Awk

WIKI AWK is a scripting language designed for text processing and typically used as a data extraction and reporting tool. Like sed and grep, it is a filter, and it is a standard feature of most Unix-like operating systems.

It works line by line, splitting input into fields and applying actions.

Basic Usage\Structure:

awk 'pattern { action }' file

pattern: condition to match (like if).
action: what to do if the pattern matches (default = print line).
file: input file (or you can pipe data in).

If no pattern → action applies to every line.

If no action → default action is { print $0 } (print entire line).

Fields

AWK splits each line by whitespace (default).

$0 → whole line
$1 → first field
$2 → second field
..can go indefinitely with integers
NF → number of fields
NR → record (line) number

echo "Alice 30 Doctor" | awk '{print $1, $2}'
# Output: Alice 30
echo "Alice 30 Doctor" | awk '{print $1, $3}'
# Output: Alice Doctor

test.txt:

cat test.txt

asdfasdf
fjfjfjfjfj
aaaaa

awk '{print $1}' test.txt
# Output:
# asdfasdf
# fjfjfjfjfj
# aaaaa

awk '{print $2}' test.txt
# Output:
# 
# 
#

Note each line only has 1 field.

Also using cat on a file and piping to awk is the same as above.

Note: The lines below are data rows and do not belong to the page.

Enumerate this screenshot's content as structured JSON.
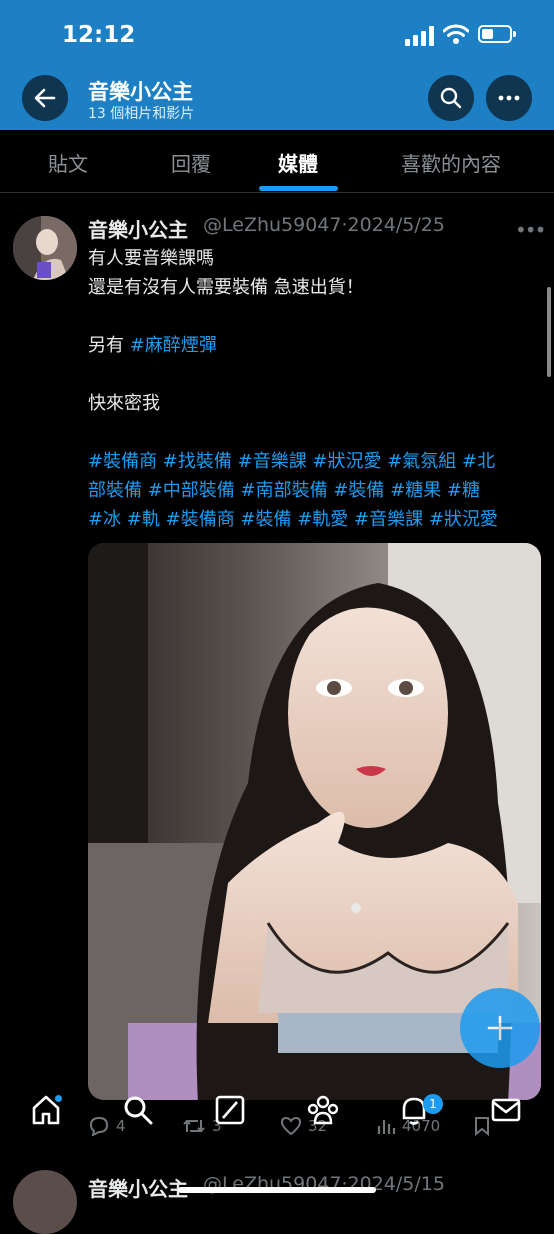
{
  "status_bar": {
    "time": "12:12"
  },
  "header": {
    "title": "音樂小公主",
    "subtitle": "13 個相片和影片",
    "back_icon": "arrow-left-icon",
    "search_icon": "search-icon",
    "more_icon": "more-horizontal-icon"
  },
  "tabs": [
    {
      "label": "貼文"
    },
    {
      "label": "回覆"
    },
    {
      "label": "媒體"
    },
    {
      "label": "喜歡的內容"
    }
  ],
  "active_tab": "媒體",
  "post": {
    "name": "音樂小公主",
    "meta": "@LeZhu59047·2024/5/25",
    "lines": [
      {
        "parts": [
          {
            "text": "有人要音樂課嗎"
          }
        ]
      },
      {
        "parts": [
          {
            "text": "還是有沒有人需要裝備 急速出貨！"
          }
        ]
      },
      {
        "parts": []
      },
      {
        "parts": [
          {
            "text": "另有 "
          },
          {
            "text": "#麻醉煙彈",
            "tag": true
          }
        ]
      },
      {
        "parts": []
      },
      {
        "parts": [
          {
            "text": "快來密我"
          }
        ]
      },
      {
        "parts": []
      },
      {
        "parts": [
          {
            "text": "#裝備商 #找裝備 #音樂課 #狀況愛 #氣氛組 #北",
            "tag": true
          }
        ]
      },
      {
        "parts": [
          {
            "text": "部裝備 #中部裝備 #南部裝備 #裝備 #糖果 #糖",
            "tag": true
          }
        ]
      },
      {
        "parts": [
          {
            "text": "#冰 #軌 #裝備商 #裝備 #軌愛 #音樂課 #狀況愛",
            "tag": true
          }
        ]
      }
    ],
    "actions": {
      "reply": "4",
      "retweet": "3",
      "like": "32",
      "views": "4070"
    }
  },
  "fab_icon": "plus-icon",
  "nav": {
    "items": [
      "home-icon",
      "search-icon",
      "grok-icon",
      "communities-icon",
      "notifications-icon",
      "messages-icon"
    ],
    "notifications_badge": "1"
  },
  "next_post": {
    "name": "音樂小公主",
    "meta": "@LeZhu59047·2024/5/15"
  },
  "colors": {
    "header_bg": "#1d7fc4",
    "accent": "#1d9bf0",
    "background": "#000000"
  }
}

cat test.txt | awk '{print $1}'
# Output:
# asdfasdf
# fjfjfjfjfj
# aaaaa

cat test.txt | awk '{print $2}'
# Output:
# 
# 
#

Useful Examples

awk '{print NR, $0}' test.txt
# Output
# 1 asdfasdf
# 2 fjfjfjfjfj
# 3 aaaaa
awk '{print NR, $1}' test.txt
# Output
# 1 asdfasdf
# 2 fjfjfjfjfj
# 3 aaaaa
awk '{print NF, $0}' test.txt
# Output
# 1 asdfasdf
# 1 fjfjfjfjfj
# 1 aaaaa

Built in Variables

* NR → line number
* NF → number of fields
* FS → input field separator (default: space)
* OFS → output field separator (default: space)

cat test.txt
# Output
# a
# b
# c
awk 'BEGIN {OFS="|"} {print $1}' test.txt
# Output
# a
# b
# c
awk 'BEGIN {OFS="|"} {print $1,$2}' test.txt
# Output
# a|
# b|
# c|
awk 'BEGIN {OFS="|"} {print $1,$2,$3}' test.txt
# Output
# a||
# b||
# c||
cat test.txt
# Output
# a,1,2,3
# b,2,4,6
# c,3,6,9
awk 'BEGIN {FS=","; OFS="|"} {print $1,$2,$3}' test.txt
# Output
# a|1|2
# b|2|4
# c|3|6
awk 'BEGIN {FS=""; OFS="|"} {print $1,$2,$3,$4,$5,$6,$7}' test.txt
# Output
# a|,|1|,|2|,|3
# b|,|2|,|4|,|6
# c|,|3|,|6|,|9
awk 'BEGIN {FS=" "; OFS="|"} {print $1,$2,$3}' test.txt
# Output
# a,1,2,3||
# b,2,4,6||
# c,3,6,9||

BEGIN and END Blocks
BEGIN runs before reading lines.
END runs after all lines processed.

cat test.txt
# Output
# a,1,2,3
# b,2,4,6
# c,3,6,9
awk 'BEGIN {count=0} {count++} END {print "Total:", count}' test.txt
# Output
# Total: 3

Arithmetic You can do math on fields:

awk '{sum = $2 + $3; print $1, sum}' test.txt
# Output -> Notice without BEGIN and FS, even commas are part of $1 - field 1
# a,1,2,3 0
# b,2,4,6 0
# c,3,6,9 0

awk 'BEGIN {FS=","} {sum = $2 + $3; print $1, sum}' test.txt
# Output
# a 3
# b 6
# c 9

awk 'BEGIN {FS=","; OFS="|"} {sum = $2 + $3; print $1, sum}' test.txt
# Output
# a|3
# b|6
# c|9